1.FairScheduler.JobListener.addJob()：这个方法比较简单，JobSchedulable mapSched = ReflectionUtils.newInstance(conf.getClass("mapred.jobtracker.jobSchedulable", JobSchedulable.class, JobSchedulable.class), conf)这里通过反射获得两个JobSchedulable对象，也就是默认的FairScheduler.JobSchedulable对象，一个是mapSched，一个是redSched，然后进行JobSchedulable的初始化，比较简单。infos.put(job, info)将job添加到infos（存放所有的jobInPorgress对象）中，同时将job添加到PoolScheduable中，主要是根据配置的poolName获取对应的pool。下面的是重点，update()方法，下面看看这个方法。

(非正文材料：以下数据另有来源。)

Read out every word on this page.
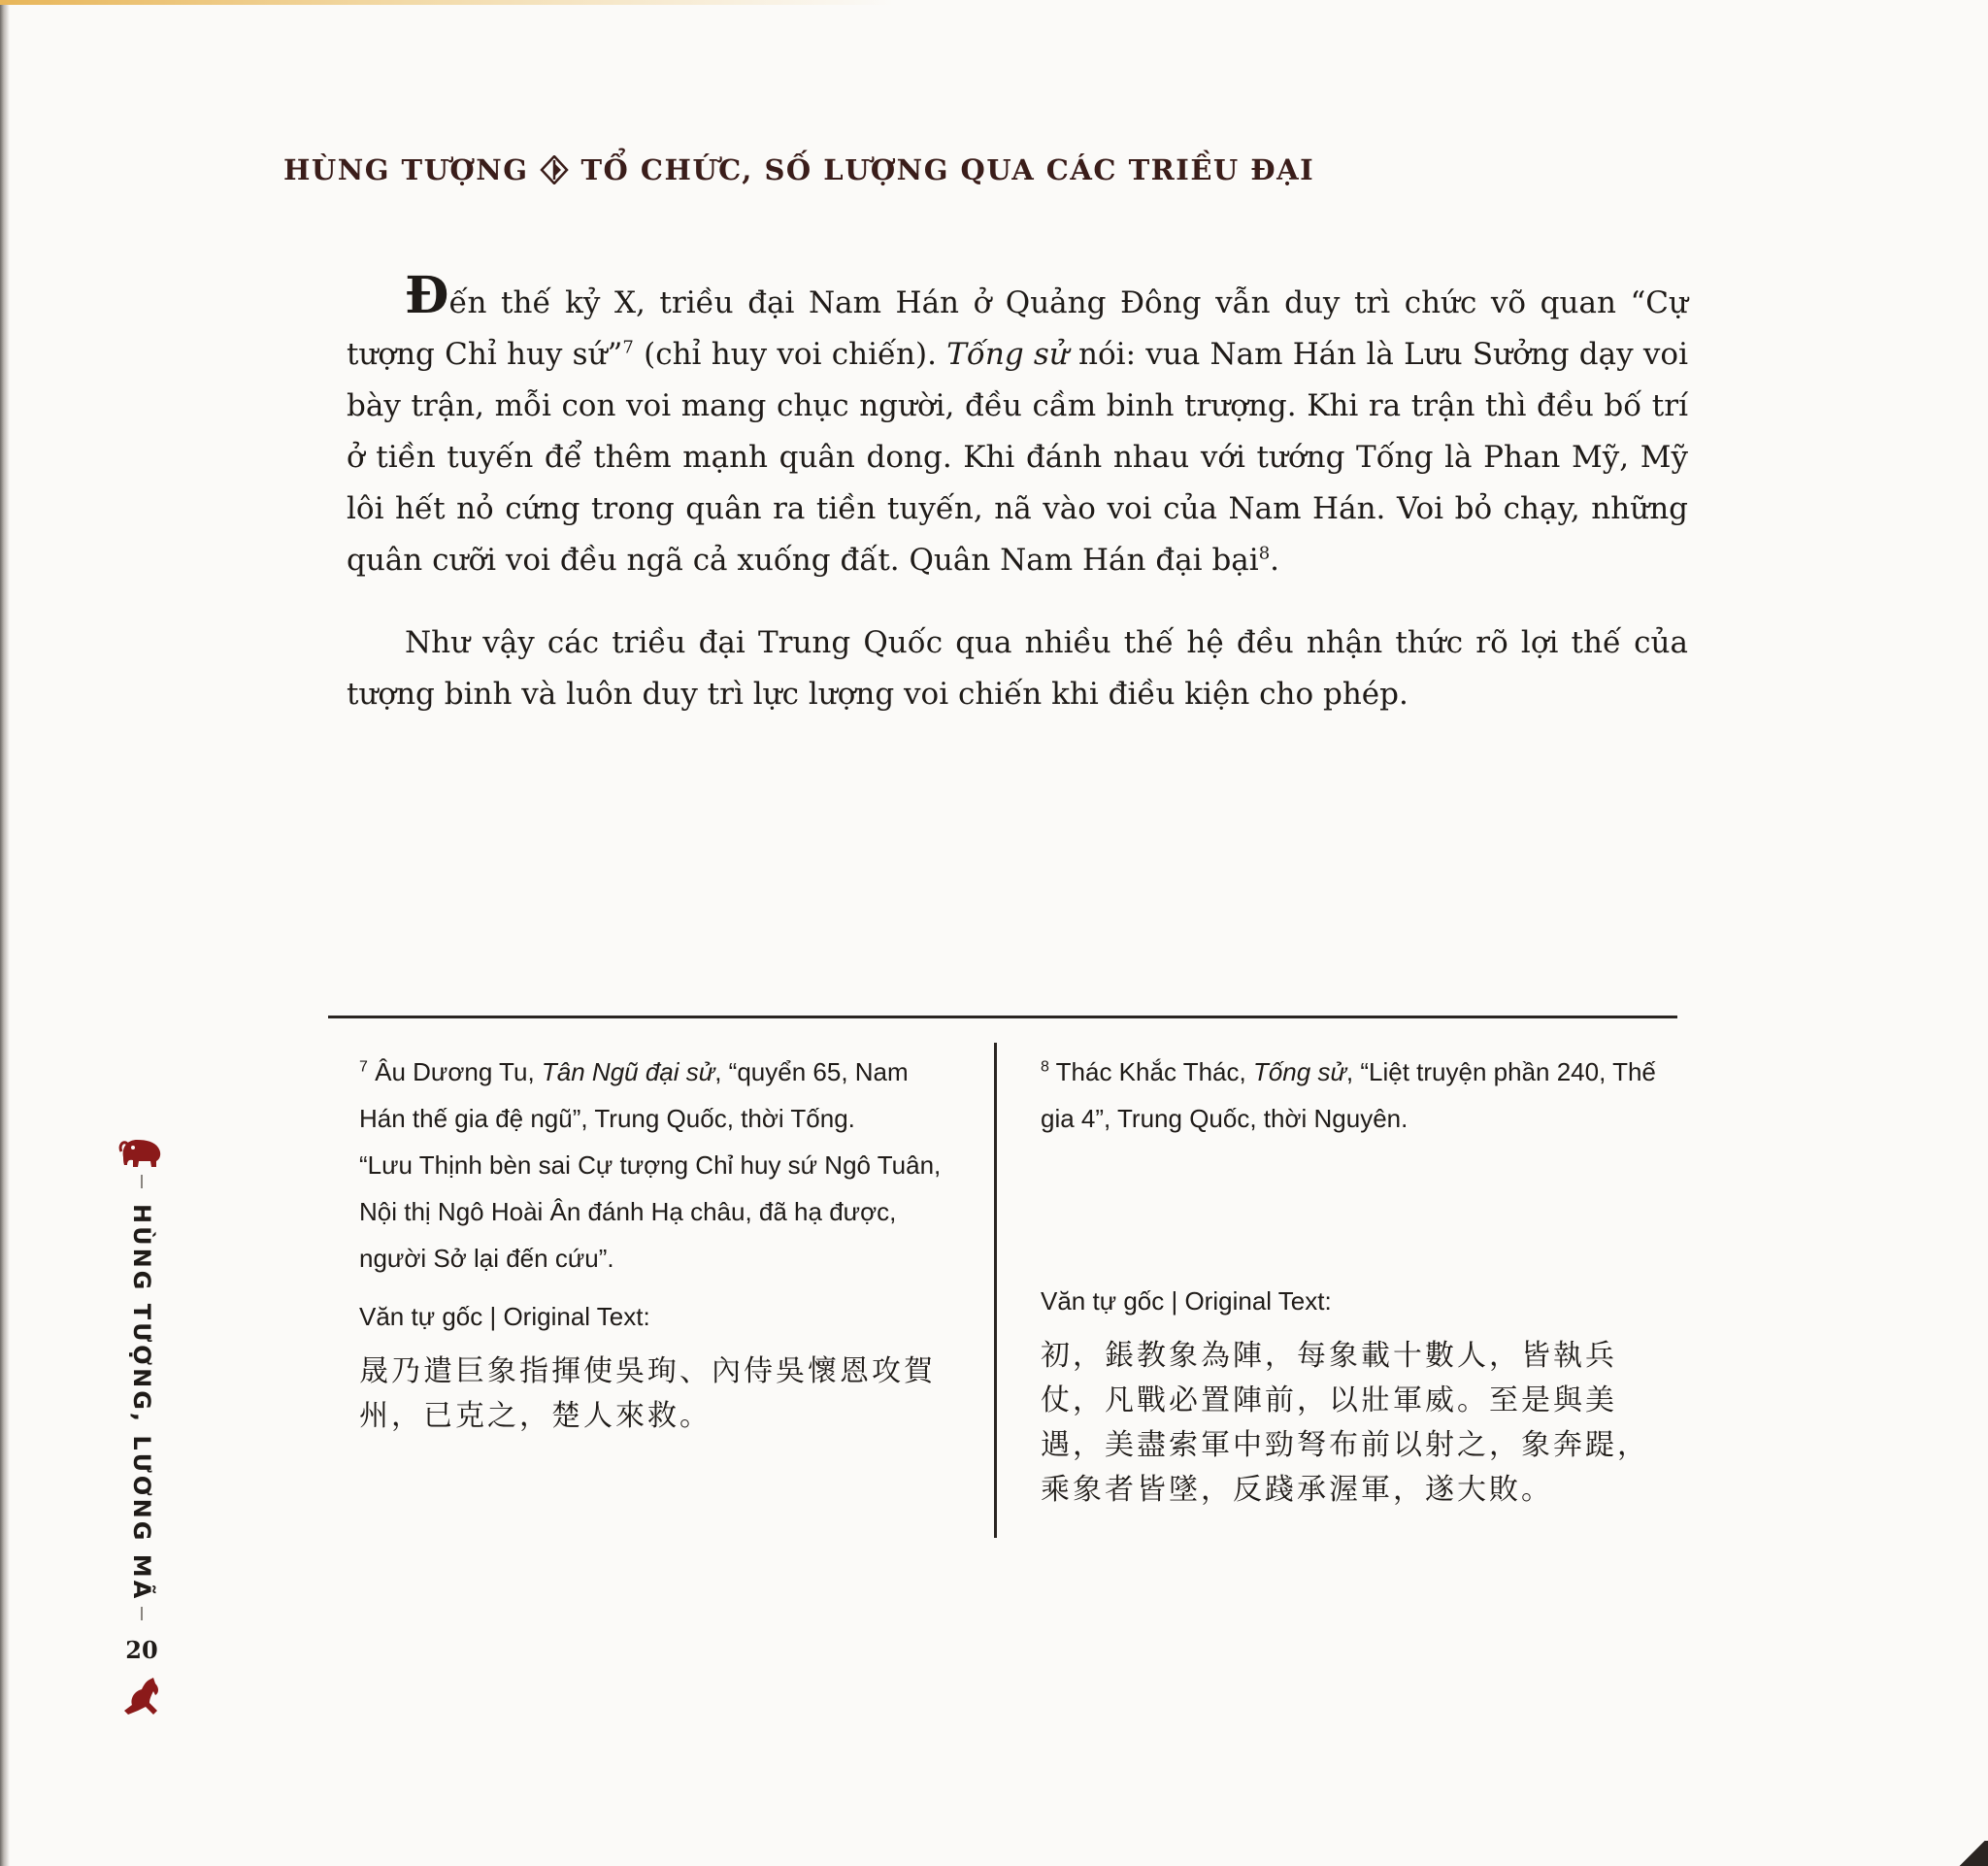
HÙNG TƯỢNG TỔ CHỨC, SỐ LƯỢNG QUA CÁC TRIỀU ĐẠI

Đến thế kỷ X, triều đại Nam Hán ở Quảng Đông vẫn duy trì chức võ quan “Cự tượng Chỉ huy sứ”$^7$ (chỉ huy voi chiến). Tống sử nói: vua Nam Hán là Lưu Sưởng dạy voi bày trận, mỗi con voi mang chục người, đều cầm binh trượng. Khi ra trận thì đều bố trí ở tiền tuyến để thêm mạnh quân dong. Khi đánh nhau với tướng Tống là Phan Mỹ, Mỹ lôi hết nỏ cứng trong quân ra tiền tuyến, nã vào voi của Nam Hán. Voi bỏ chạy, những quân cưỡi voi đều ngã cả xuống đất. Quân Nam Hán đại bại$^8$.

Như vậy các triều đại Trung Quốc qua nhiều thế hệ đều nhận thức rõ lợi thế của tượng binh và luôn duy trì lực lượng voi chiến khi điều kiện cho phép.

$^7$ Âu Dương Tu, Tân Ngũ đại sử, “quyển 65, Nam Hán thế gia đệ ngũ”, Trung Quốc, thời Tống.

“Lưu Thịnh bèn sai Cự tượng Chỉ huy sứ Ngô Tuân, Nội thị Ngô Hoài Ân đánh Hạ châu, đã hạ được, người Sở lại đến cứu”.

Văn tự gốc | Original Text:

晟乃遣巨象指揮使吳珣、內侍吳懷恩攻賀州，已克之，楚人來救。

$^8$ Thác Khắc Thác, Tống sử, “Liệt truyện phần 240, Thế gia 4”, Trung Quốc, thời Nguyên.

Văn tự gốc | Original Text:

初，鋹教象為陣，每象載十數人，皆執兵仗，凡戰必置陣前，以壯軍威。至是與美遇，美盡索軍中勁弩布前以射之，象奔踶，乘象者皆墜，反踐承渥軍，遂大敗。

HÙNG TƯỢNG, LƯƠNG MÃ
20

public void jobAdded(JobInProgress job) {
      synchronized (FairScheduler.this) {
        eventLog.log("JOB_ADDED", job.getJobID());
        JobSchedulable mapSched = ReflectionUtils.newInstance(
            conf.getClass("mapred.jobtracker.jobSchedulable", JobSchedulable.class,
                JobSchedulable.class), conf);
        mapSched.init(FairScheduler.this, job, TaskType.MAP);

        JobSchedulable redSched = ReflectionUtils.newInstance(
            conf.getClass("mapred.jobtracker.jobSchedulable", JobSchedulable.class,
                JobSchedulable.class), conf);
        redSched.init(FairScheduler.this, job, TaskType.REDUCE);

        JobInfo info = new JobInfo(mapSched, redSched);
        infos.put(job, info);
        poolMgr.addJob(job); // Also adds job into the right PoolScheduable
        update();
      }
    }

2.FairScheduler.update()：跳过看不懂的，直接看poolMgr.reloadAllocsIfNecessary()，这个方法主要是读取FairScheduler的配置文件（fair-scheduler.xml），由mapred.fairscheduler.allocation.file参数设置，这里是根据配置文件的最后修改时间+ALLOC_RELOAD_INTERVAL决定是否重新加载配置文件，加载文件的时候就是简单地读取xml文件。接着看update方法，加载完配置文件之后会遍历infos（保存了FairScheduler所有的jobInProgress），遍历的时候去除成功了的job和失败了的job以及被kill掉的job，同时也会从pool中去掉该job。接下来就是updateRunnability()，这个方法会根据userMaxJob以及poolMaxJob数量进行判断是否启动job。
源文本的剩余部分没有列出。